Bermudagrass (Cynodon sp.) is widely grown throughout the southern United States for recreational and aesthetic purposes. Bermudagrass provides a heat- and drought-tolerant turfgrass that exhibits vigorous growth and good wear tolerance. Bermudagrass is also a popular selection for athletic fields and golf courses because of the speed in which it establishes and recuperates (McCarty and Miller, 2002). Turf managers are often faced with the need to establish turfgrass rapidly to keep athletic surfaces in play and maximize their use.
Establishment of bermudagrass from sprigs on large acreage sites provides an economical propagation method compared with sod. Although much research has focused on bermudagrass seeding rates for establishment (Munshaw et al., 2001; Patton et al., 2004), very little information is available concerning optimum sprigging rates for bermudagrass. Noer (1965) recommended a minimum rate of 100 U.S. bushels (bu)/acre and reported excellent cover in 3 weeks. Johnson (1973) sprigged ‘Tifway’ hybrid bermudagrass at a low, medium, and high rate (870, 1740, and 3480 ft3/acre) and found quicker cover with higher sprigging rates. Duble (1989) recommended rates of 218 to 653 bu/acre to reach full cover within 10 to 12 weeks after sprigging. For quicker establishment, he recommended sprigging rates up to 1089 bu/acre. The lower rates recommended by Duble (1989) are common recommendations for several extension publications (Han and Huckabay, 2008; Relf, 2009; Samples and Sorochan, 2007). The common logic across many of these publications is that higher sprigging rates result in faster establishment than lower rates (Brede, 2000; Duble, 1989).
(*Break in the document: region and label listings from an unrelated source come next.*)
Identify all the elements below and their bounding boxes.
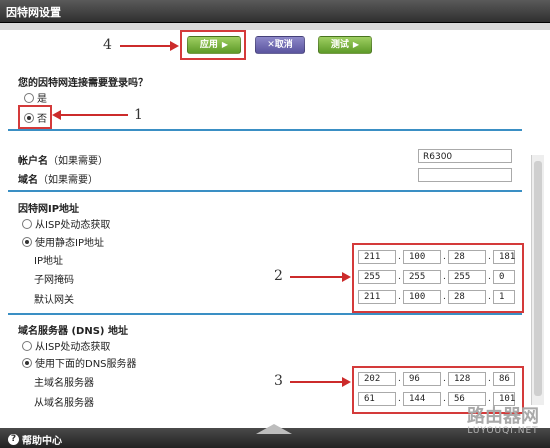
- ip-option-dynamic[interactable]: 从ISP处动态获取: [22, 216, 110, 231]
- callout-arrowhead-3: [342, 377, 351, 387]
- account-name-text: 帐户名: [18, 156, 48, 167]
- radio-icon[interactable]: [22, 340, 32, 351]
- section-divider: [8, 313, 522, 315]
- title-bar: 因特网设置: [0, 0, 550, 23]
- dns-option-dynamic-label: 从ISP处动态获取: [35, 342, 111, 353]
- dns-title: 域名服务器 (DNS) 地址: [18, 326, 128, 337]
- default-gateway-label: 默认网关: [34, 295, 74, 306]
- internet-ip-title: 因特网IP地址: [18, 204, 80, 215]
- scrollbar-thumb[interactable]: [534, 161, 542, 396]
- callout-arrowhead-4: [170, 41, 179, 51]
- domain-name-hint: （如果需要）: [38, 175, 98, 186]
- callout-arrow-3: [290, 381, 342, 383]
- subnet-mask-label: 子网掩码: [34, 275, 74, 286]
- domain-name-input[interactable]: [418, 168, 512, 182]
- ip-address-label: IP地址: [34, 256, 63, 267]
- dns-option-manual[interactable]: 使用下面的DNS服务器: [22, 355, 137, 370]
- login-option-yes[interactable]: 是: [24, 90, 47, 105]
- account-name-input[interactable]: R6300: [418, 149, 512, 163]
- watermark-line2: LUYOUQI.NET: [467, 426, 539, 436]
- callout-number-4: 4: [103, 37, 112, 53]
- test-button[interactable]: 测试 ▶: [318, 36, 372, 54]
- primary-dns-label: 主域名服务器: [34, 378, 94, 389]
- close-icon: ✕: [267, 40, 275, 50]
- cancel-button[interactable]: ✕取消: [255, 36, 305, 54]
- expand-up-icon[interactable]: [256, 424, 292, 434]
- callout-arrow-2: [290, 276, 342, 278]
- callout-number-2: 2: [274, 268, 283, 284]
- dns-option-dynamic[interactable]: 从ISP处动态获取: [22, 338, 110, 353]
- ip-option-static-label: 使用静态IP地址: [35, 238, 104, 249]
- dns-option-manual-label: 使用下面的DNS服务器: [35, 359, 137, 370]
- domain-name-text: 域名: [18, 175, 38, 186]
- callout-box-1: [18, 105, 52, 129]
- callout-number-3: 3: [274, 373, 283, 389]
- section-divider: [8, 190, 522, 192]
- cancel-button-label: 取消: [274, 40, 293, 50]
- radio-selected-icon[interactable]: [22, 236, 32, 247]
- callout-number-1: 1: [134, 107, 143, 123]
- help-icon: ?: [8, 434, 19, 445]
- play-arrow-icon: ▶: [352, 40, 360, 49]
- radio-icon[interactable]: [22, 218, 32, 229]
- login-question: 您的因特网连接需要登录吗？: [18, 78, 148, 89]
- window-title: 因特网设置: [6, 6, 61, 19]
- watermark-line1: 路由器网: [467, 406, 539, 427]
- ip-option-static[interactable]: 使用静态IP地址: [22, 234, 104, 249]
- ip-option-dynamic-label: 从ISP处动态获取: [35, 220, 111, 231]
- callout-box-4: [180, 30, 246, 60]
- section-divider: [8, 129, 522, 131]
- callout-arrowhead-2: [342, 272, 351, 282]
- help-center-link[interactable]: ? 帮助中心: [8, 432, 62, 447]
- callout-box-2: [352, 243, 524, 313]
- scrollbar[interactable]: [531, 155, 544, 405]
- domain-name-label: 域名（如果需要）: [18, 171, 98, 186]
- callout-arrow-4: [120, 45, 170, 47]
- account-name-hint: （如果需要）: [48, 156, 108, 167]
- secondary-dns-label: 从域名服务器: [34, 398, 94, 409]
- toolbar-strip: [0, 23, 550, 30]
- test-button-label: 测试: [330, 40, 349, 50]
- radio-icon[interactable]: [24, 92, 34, 103]
- callout-arrow-1: [60, 114, 128, 116]
- login-option-yes-label: 是: [37, 94, 47, 105]
- radio-selected-icon[interactable]: [22, 357, 32, 368]
- watermark: 路由器网 LUYOUQI.NET: [458, 402, 548, 436]
- help-center-label: 帮助中心: [22, 436, 62, 447]
- account-name-label: 帐户名（如果需要）: [18, 152, 108, 167]
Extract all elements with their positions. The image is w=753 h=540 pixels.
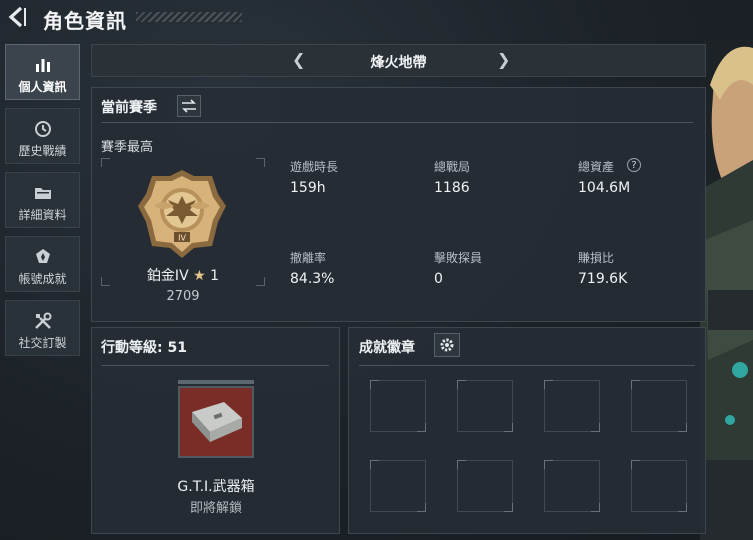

The effect of N on bermudagrass establishment has been well documented; however, there appear to be large discrepancies in recommended N rates for establishing vegetative cultivars. Recommended N rates from previous establishment studies on ‘Tifway’ hybrid bermudagrass range from 44 lb/acre per month (Dudeck et al., 1985; Johnson, 1973) to 271 lb/acre per month (Guertal and Hicks, 2009). However, a study looking at establishment of ‘Tifway’ and ‘Latitude 36’ hybrid bermudagrass showed that high N rates (175 lb/acre N per month) were only beneficial shortly after planting, and lower N rates were equally effective for establishment as the study progressed (Munshaw and Woosley, 2014). Although discrepancies in N recommendations during bermudagrass establishment exist, most agree that at least some N is required to improve establishment.
Because very little scientific based information exists on newer cultivars regarding optimum sprigging and N rates during bermudagrass establishment, a study was conducted to examine these factors across four locations in the United States for the new cultivar Latitude 36. Therefore, the objective of this study was to characterize the effect of the combination of sprigging and N rates on bermudagrass establishment in the areas throughout the southern and transitional climatic zones of the United States.